Shamelessly marking thread. Similar sleep stuff here with DS (8 m)...too tired to type much more but thank you all for the great linkssssssssssssssssssss

User1234 · 12/10/2013 15:29

Hey all
Just thought I would post what has worked for me and my 8.5 month old baby.
She was a terrible sleeper for the first 7 months (waking every hour every night) until I started sleep training her. To clarify what sleep training means to me: I would breastfeed her and pop her in her cot at 7pm as we have always done. If she cried, instead of going back and feeding her more or picking her up we would leave her for 5 minutes and then return to her, check there wasn't a genuine issue and gently place a hand on her chest and say "ssshhh" and reassure her she was alright and we were just downstairs and then leave the room, go downstairs and wait 6 minutes and if she was still crying go back to her and gently shush her again.
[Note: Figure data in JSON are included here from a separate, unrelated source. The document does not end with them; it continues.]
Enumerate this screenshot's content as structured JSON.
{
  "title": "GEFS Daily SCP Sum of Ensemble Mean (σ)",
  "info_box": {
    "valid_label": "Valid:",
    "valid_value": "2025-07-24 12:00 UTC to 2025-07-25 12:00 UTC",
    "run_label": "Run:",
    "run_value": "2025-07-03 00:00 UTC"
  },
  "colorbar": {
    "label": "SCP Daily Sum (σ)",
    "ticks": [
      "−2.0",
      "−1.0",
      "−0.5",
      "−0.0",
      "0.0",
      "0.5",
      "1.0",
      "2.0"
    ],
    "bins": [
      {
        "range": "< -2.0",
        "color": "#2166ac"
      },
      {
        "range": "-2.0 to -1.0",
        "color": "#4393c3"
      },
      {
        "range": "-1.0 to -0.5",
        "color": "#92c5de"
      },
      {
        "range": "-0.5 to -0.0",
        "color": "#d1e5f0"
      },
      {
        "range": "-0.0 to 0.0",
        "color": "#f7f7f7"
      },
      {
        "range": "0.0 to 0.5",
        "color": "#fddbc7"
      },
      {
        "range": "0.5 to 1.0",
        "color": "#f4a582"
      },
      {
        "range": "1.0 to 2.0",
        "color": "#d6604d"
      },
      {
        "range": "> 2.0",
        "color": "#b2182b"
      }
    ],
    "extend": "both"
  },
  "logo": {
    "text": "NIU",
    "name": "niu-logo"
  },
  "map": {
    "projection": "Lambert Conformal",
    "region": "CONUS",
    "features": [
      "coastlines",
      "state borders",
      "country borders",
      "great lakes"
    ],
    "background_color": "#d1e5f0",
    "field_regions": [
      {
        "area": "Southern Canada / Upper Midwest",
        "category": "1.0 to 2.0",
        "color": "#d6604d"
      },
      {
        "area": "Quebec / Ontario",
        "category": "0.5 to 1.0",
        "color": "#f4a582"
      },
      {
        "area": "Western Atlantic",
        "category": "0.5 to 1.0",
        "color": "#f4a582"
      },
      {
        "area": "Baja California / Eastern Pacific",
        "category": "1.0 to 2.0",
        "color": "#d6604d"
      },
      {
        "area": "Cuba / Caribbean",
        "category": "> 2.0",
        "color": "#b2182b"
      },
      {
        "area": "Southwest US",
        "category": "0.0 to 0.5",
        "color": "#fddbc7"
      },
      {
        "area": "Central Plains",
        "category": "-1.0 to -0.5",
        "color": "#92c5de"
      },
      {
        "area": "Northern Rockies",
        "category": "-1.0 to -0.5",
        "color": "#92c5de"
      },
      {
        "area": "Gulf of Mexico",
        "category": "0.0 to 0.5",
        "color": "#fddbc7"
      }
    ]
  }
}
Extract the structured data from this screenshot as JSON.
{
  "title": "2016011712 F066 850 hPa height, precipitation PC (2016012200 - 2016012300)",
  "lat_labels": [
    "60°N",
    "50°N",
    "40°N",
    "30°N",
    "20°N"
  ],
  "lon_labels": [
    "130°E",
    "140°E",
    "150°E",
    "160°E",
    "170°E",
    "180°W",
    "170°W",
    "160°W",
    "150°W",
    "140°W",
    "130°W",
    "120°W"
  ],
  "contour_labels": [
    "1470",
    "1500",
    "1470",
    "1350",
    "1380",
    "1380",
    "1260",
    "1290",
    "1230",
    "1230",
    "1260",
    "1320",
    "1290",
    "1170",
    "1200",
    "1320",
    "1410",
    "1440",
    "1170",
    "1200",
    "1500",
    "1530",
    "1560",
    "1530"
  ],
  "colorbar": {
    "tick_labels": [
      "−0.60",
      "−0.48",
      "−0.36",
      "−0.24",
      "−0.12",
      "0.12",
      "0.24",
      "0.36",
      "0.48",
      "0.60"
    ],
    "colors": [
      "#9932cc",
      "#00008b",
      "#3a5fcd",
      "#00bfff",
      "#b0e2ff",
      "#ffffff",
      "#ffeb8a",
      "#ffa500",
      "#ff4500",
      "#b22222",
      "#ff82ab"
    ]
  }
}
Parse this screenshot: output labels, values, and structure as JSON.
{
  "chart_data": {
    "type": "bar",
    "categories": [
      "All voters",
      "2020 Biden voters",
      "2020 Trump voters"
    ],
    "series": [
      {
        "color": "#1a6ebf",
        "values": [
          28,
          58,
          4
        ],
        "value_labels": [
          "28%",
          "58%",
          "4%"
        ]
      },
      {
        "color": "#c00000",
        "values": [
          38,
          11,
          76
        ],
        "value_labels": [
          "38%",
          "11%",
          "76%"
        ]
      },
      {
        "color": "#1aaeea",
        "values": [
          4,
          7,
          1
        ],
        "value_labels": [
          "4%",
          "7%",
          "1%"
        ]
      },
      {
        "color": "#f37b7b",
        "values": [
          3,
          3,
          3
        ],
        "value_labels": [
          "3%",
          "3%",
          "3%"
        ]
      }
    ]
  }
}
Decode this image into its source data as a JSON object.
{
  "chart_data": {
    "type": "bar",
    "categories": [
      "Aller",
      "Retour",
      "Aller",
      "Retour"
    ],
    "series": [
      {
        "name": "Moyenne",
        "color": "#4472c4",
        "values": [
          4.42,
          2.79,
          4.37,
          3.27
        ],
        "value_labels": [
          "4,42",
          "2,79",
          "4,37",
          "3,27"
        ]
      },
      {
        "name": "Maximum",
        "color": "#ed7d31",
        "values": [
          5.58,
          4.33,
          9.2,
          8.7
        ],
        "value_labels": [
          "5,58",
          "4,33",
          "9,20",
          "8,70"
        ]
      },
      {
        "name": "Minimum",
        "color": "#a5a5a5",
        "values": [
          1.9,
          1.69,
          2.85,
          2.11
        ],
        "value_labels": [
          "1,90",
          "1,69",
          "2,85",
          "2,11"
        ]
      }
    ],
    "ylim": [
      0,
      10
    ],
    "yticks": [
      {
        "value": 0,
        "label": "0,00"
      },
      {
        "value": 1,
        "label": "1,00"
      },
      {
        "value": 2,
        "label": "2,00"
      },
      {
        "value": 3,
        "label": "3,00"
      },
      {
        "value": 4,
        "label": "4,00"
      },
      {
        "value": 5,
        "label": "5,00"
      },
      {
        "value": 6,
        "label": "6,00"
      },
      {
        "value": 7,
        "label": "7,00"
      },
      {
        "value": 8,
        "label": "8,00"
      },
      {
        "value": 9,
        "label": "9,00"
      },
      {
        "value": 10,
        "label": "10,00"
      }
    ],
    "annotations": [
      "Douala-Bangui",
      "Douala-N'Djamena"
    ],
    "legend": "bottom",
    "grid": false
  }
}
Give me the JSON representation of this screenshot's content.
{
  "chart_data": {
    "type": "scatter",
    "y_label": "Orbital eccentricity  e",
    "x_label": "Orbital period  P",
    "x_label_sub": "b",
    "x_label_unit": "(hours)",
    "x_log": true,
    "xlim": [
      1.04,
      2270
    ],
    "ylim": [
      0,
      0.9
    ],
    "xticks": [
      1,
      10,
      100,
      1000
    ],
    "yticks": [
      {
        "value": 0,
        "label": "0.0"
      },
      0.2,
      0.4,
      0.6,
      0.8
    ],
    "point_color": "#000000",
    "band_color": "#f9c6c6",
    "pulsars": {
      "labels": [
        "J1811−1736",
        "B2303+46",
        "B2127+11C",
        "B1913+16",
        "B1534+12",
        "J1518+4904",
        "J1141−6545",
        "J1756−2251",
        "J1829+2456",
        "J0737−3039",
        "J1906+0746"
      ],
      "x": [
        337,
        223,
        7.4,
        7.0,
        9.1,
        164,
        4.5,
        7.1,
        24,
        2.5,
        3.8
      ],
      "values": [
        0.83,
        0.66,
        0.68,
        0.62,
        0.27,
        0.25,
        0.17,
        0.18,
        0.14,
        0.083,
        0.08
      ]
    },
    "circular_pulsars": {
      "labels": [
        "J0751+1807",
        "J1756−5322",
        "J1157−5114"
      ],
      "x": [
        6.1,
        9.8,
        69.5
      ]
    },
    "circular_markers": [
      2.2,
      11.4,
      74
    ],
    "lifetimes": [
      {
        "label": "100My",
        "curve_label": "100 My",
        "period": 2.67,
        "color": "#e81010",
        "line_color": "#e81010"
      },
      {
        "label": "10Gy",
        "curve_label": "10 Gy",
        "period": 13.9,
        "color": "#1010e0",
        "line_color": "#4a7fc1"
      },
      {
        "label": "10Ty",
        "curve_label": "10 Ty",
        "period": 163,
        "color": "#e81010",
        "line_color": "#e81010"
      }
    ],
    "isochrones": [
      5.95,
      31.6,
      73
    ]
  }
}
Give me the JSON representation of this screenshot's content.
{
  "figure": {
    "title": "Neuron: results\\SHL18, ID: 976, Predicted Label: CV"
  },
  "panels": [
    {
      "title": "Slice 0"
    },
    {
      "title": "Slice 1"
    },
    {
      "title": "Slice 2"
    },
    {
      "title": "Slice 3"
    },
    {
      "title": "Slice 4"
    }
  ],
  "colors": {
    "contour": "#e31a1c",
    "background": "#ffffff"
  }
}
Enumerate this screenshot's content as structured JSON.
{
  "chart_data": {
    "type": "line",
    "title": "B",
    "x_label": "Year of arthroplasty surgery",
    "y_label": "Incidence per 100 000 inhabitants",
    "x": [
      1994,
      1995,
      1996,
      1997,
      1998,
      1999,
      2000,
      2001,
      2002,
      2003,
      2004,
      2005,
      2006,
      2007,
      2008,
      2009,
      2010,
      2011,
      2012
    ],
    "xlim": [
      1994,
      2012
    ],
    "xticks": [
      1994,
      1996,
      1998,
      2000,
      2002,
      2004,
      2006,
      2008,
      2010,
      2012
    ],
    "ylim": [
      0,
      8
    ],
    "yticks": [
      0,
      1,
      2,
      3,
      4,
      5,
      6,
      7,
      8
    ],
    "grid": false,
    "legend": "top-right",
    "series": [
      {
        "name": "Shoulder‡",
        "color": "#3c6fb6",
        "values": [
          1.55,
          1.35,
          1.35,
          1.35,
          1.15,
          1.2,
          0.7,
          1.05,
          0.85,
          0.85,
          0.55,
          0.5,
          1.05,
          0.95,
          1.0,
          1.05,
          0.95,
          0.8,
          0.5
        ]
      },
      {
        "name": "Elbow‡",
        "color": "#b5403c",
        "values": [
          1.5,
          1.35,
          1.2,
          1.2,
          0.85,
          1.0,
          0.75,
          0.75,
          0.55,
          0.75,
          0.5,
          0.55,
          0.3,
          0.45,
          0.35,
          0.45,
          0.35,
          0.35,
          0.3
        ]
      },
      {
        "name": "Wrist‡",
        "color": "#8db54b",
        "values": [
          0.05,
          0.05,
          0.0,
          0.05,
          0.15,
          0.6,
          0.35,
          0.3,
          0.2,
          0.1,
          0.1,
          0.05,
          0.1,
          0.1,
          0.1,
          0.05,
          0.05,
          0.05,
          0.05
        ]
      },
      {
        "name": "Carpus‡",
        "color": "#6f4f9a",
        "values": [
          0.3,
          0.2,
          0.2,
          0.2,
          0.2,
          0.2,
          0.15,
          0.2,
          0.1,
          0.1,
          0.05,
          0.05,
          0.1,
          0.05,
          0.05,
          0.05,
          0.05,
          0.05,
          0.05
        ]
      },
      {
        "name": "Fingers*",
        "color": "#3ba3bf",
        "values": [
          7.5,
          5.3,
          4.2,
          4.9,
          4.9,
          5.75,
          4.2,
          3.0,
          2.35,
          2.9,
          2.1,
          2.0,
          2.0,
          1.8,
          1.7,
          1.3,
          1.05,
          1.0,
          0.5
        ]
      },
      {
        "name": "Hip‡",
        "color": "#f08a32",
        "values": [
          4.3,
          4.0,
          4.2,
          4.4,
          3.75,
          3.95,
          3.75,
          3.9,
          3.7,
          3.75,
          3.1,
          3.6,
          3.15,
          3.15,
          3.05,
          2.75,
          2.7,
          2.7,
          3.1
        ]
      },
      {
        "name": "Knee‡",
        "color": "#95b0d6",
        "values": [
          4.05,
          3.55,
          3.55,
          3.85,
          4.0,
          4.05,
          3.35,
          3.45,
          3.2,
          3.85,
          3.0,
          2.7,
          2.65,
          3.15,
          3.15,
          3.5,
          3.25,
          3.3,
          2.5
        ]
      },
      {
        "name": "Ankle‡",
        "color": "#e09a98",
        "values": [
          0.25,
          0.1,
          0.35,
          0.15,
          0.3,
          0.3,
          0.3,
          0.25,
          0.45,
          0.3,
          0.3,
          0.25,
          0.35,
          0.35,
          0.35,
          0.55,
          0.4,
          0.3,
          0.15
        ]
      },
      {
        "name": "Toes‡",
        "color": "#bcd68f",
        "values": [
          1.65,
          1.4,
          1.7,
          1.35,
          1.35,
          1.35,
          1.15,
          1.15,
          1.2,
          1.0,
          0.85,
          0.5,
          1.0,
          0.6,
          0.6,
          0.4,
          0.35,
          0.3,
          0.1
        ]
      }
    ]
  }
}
If she still cried I would wait 7 mins then 8 mins etc.
The results have been brilliant, after 3 nights of "training" (bearing in mind the longest time it took to sooth her was 45mins on the first night, and we never left her to cry more than 10 mins without going in to reassure her) our baby has slept contentedly for 11.5 hours nearly every single night ever since. I feel brilliant and so does my partner (after 7 months of very little sleep and waking pretty much every hour we were both exhausted and our relationship was feeling the strain). More importantly our beautiful baby girl is so much happier in the day time, and i am so much more energetic during the day. Last night she even smiled and waved at me as I kissed her goodnight and left the room
I am no expert, and I also know this may not work for everybody. But for us it worked. We were at a stage where we felt our baby was simply crying out of habit and thinking she needed to feed or be cuddled to go back to sleep because that is what we had always done. I am happy we have taught her she can do it on her own and she is a much happier baby too.